Let us lift up our hearts and hands to God in Heaven.
Lamentations 3:41
Words: John Wesley, Collection of Psalms and Hymns 1741.
Music: Mornington arranged from Garret C. Wellesley, circa 1760, in David’s Harp, by Edward Miller, 1805 (🔊 pdf nwc).
This is one of the few original hymns ascribed to John Wesley. One reason why it is thought to be his rather than Charles Wesley’s is that it is only half-rhymed. Not a single known stanza of Charles Wesley’s has that peculiarity.
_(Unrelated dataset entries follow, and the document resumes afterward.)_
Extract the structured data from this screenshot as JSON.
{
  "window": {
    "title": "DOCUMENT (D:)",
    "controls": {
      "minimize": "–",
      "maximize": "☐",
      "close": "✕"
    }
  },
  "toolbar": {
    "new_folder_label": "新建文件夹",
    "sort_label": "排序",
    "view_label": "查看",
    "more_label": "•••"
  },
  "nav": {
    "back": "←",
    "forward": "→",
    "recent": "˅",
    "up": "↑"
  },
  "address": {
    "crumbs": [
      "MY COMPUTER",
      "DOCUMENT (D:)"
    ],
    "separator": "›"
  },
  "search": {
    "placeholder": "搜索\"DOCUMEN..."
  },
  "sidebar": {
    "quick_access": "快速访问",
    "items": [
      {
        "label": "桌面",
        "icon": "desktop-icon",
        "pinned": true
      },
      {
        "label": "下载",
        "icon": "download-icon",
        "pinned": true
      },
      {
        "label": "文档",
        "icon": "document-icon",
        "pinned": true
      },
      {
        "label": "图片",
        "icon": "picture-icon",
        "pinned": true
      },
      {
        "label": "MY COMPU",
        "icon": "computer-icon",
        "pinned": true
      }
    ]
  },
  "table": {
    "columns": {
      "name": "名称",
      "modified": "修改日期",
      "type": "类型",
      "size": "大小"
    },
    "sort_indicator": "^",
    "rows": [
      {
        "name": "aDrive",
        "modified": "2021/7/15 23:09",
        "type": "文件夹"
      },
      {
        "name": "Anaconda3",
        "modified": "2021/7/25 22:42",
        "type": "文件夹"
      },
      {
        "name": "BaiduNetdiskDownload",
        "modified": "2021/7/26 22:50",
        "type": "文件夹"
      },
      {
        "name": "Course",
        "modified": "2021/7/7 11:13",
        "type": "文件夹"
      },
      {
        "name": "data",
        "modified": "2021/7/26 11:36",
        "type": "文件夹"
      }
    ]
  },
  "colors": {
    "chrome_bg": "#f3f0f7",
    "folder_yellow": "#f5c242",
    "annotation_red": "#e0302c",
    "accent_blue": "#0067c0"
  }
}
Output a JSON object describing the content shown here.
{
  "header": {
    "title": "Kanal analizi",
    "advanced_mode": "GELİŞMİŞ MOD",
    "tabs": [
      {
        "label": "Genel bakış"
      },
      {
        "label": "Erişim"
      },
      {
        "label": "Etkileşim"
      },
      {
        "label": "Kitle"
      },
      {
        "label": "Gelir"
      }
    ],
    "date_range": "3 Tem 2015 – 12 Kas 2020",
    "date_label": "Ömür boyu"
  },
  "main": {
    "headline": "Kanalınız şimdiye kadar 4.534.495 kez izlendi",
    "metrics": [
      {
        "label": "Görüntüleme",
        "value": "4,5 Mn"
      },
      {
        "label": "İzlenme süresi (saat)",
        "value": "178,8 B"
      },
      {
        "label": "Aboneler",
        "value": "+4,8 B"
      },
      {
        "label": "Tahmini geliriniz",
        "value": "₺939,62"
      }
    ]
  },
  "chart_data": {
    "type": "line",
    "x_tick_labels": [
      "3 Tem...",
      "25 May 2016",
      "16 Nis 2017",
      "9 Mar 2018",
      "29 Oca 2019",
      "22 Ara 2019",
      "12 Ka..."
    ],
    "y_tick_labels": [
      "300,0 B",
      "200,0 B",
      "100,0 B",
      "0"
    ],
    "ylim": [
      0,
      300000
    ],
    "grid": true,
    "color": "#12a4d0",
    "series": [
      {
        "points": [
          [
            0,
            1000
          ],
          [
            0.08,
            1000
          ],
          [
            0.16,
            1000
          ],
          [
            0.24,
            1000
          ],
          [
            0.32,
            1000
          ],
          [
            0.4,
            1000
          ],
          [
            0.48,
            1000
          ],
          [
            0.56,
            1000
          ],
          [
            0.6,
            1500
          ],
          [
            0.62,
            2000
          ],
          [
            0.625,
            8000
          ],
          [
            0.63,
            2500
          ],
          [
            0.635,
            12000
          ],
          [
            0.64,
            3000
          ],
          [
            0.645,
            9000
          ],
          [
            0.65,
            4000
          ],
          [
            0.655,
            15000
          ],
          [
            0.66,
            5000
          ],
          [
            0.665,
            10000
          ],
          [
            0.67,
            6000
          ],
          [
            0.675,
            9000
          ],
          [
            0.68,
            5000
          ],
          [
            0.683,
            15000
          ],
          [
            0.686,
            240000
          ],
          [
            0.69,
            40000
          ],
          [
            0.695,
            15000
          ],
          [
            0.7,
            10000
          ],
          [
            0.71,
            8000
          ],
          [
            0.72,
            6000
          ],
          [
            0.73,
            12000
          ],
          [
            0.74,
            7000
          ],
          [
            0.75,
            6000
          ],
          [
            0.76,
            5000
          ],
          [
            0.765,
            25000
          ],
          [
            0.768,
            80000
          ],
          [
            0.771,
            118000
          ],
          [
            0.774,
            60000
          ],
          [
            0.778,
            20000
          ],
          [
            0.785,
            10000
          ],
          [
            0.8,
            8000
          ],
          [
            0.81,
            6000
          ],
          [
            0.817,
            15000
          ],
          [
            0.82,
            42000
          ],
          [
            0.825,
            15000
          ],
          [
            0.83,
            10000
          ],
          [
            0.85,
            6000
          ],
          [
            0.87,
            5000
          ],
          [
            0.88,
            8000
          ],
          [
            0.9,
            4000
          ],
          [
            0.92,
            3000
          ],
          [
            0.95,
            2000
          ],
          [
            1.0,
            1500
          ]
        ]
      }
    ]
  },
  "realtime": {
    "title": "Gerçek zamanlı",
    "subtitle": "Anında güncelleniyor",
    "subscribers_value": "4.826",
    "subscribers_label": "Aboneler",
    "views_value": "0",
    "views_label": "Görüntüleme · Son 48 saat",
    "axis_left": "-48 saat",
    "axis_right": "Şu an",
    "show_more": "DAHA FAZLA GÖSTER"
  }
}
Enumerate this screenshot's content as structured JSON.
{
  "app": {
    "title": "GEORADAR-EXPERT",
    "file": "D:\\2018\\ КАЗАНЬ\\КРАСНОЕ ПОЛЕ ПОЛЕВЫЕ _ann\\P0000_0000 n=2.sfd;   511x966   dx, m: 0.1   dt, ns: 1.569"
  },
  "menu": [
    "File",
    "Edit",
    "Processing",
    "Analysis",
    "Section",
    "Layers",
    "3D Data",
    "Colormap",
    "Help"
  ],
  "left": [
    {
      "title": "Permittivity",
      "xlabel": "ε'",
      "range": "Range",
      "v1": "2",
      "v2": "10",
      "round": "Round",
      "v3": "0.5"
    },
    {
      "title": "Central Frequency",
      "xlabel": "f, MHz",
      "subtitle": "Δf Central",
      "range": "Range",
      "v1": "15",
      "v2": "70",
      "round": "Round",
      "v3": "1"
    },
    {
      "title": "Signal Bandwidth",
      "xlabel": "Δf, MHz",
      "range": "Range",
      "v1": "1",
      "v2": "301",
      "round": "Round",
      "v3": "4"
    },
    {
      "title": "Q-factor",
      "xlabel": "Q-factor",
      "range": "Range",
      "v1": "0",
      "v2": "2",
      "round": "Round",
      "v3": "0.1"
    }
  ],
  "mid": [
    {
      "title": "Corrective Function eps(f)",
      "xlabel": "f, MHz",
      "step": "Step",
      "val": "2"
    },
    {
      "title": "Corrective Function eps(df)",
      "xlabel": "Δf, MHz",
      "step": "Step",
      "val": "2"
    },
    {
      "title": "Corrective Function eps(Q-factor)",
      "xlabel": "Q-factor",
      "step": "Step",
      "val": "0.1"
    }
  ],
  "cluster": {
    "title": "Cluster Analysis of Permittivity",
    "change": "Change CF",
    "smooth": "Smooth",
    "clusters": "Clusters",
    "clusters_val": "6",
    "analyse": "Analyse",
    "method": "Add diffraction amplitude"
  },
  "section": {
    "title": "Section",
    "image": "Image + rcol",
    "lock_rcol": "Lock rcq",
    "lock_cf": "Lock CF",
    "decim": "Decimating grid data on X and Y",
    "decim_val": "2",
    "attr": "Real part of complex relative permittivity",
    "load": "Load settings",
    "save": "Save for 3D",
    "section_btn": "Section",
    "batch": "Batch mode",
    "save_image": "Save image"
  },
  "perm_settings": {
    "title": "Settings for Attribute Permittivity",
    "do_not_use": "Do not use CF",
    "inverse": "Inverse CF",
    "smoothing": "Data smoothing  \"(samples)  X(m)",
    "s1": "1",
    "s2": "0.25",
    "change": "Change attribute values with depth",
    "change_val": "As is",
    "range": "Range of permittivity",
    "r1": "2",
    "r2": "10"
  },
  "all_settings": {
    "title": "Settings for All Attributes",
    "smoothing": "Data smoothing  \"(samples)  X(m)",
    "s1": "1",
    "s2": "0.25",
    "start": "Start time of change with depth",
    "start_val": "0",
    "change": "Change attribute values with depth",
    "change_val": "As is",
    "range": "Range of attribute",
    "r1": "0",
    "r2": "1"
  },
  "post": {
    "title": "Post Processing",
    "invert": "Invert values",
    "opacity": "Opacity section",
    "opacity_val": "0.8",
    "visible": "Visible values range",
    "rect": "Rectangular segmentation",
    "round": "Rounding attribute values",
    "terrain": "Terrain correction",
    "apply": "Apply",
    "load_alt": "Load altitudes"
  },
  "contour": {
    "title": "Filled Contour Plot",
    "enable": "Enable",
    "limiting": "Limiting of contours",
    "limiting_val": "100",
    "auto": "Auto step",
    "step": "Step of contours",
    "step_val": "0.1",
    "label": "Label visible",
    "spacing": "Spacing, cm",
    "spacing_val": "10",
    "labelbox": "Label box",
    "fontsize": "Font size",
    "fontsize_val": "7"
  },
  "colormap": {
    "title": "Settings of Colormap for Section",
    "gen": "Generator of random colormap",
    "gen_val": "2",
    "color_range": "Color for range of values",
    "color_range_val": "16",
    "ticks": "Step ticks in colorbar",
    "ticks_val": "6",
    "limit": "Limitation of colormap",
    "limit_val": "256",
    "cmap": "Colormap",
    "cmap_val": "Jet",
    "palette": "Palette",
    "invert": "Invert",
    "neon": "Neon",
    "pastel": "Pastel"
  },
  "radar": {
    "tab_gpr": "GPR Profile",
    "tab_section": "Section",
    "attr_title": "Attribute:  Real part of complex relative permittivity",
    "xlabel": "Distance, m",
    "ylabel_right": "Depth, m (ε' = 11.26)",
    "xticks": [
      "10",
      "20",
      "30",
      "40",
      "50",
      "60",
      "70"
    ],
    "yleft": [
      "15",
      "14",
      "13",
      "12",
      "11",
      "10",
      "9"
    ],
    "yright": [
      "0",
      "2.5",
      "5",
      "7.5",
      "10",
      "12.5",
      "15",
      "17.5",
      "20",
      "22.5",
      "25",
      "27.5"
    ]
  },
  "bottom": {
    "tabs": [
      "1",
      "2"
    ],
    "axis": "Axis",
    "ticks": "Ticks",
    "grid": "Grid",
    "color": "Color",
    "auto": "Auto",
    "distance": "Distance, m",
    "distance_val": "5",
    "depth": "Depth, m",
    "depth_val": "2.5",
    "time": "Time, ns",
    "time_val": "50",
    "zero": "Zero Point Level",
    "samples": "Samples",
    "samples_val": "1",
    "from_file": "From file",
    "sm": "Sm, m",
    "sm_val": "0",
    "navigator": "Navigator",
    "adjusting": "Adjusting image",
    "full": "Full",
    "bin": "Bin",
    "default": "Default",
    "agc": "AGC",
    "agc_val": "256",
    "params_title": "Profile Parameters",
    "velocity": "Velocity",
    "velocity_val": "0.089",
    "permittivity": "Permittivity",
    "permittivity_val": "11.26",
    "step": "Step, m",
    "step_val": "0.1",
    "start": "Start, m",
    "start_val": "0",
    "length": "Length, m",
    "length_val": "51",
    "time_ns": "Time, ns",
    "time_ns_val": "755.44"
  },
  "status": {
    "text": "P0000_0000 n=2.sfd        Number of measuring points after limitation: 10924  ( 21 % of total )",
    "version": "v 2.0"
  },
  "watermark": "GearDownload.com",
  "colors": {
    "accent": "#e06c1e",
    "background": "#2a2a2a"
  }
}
The sublime thought expressed in the third line of the first stanza is borrowed from Plato:
Lumen est umbra Dei.Nutter, p. 29
We lift our hearts to Thee,
O Day Star from on high!
The sun itself is but Thy shade,
Yet cheers both earth and sky.
O let Thine orient beams
The night of sin disperse,
The mists of error and of vice
Which shade the universe.
How beauteous nature now:
How dark and sad before!
With joy we view the pleasing change,
And nature’s God adore.
O may no gloomy crime
Pollute the rising day;
Or Jesus’ blood, like evening dew,
Wash all the stains away.
May we this life improve,
To mourn for errors past;
And live this short, revolving day
As if it were our last.
To God—the Father, Son,
And Spirit—One in Three,
Be glory; as it was, is now,
And shall forever be.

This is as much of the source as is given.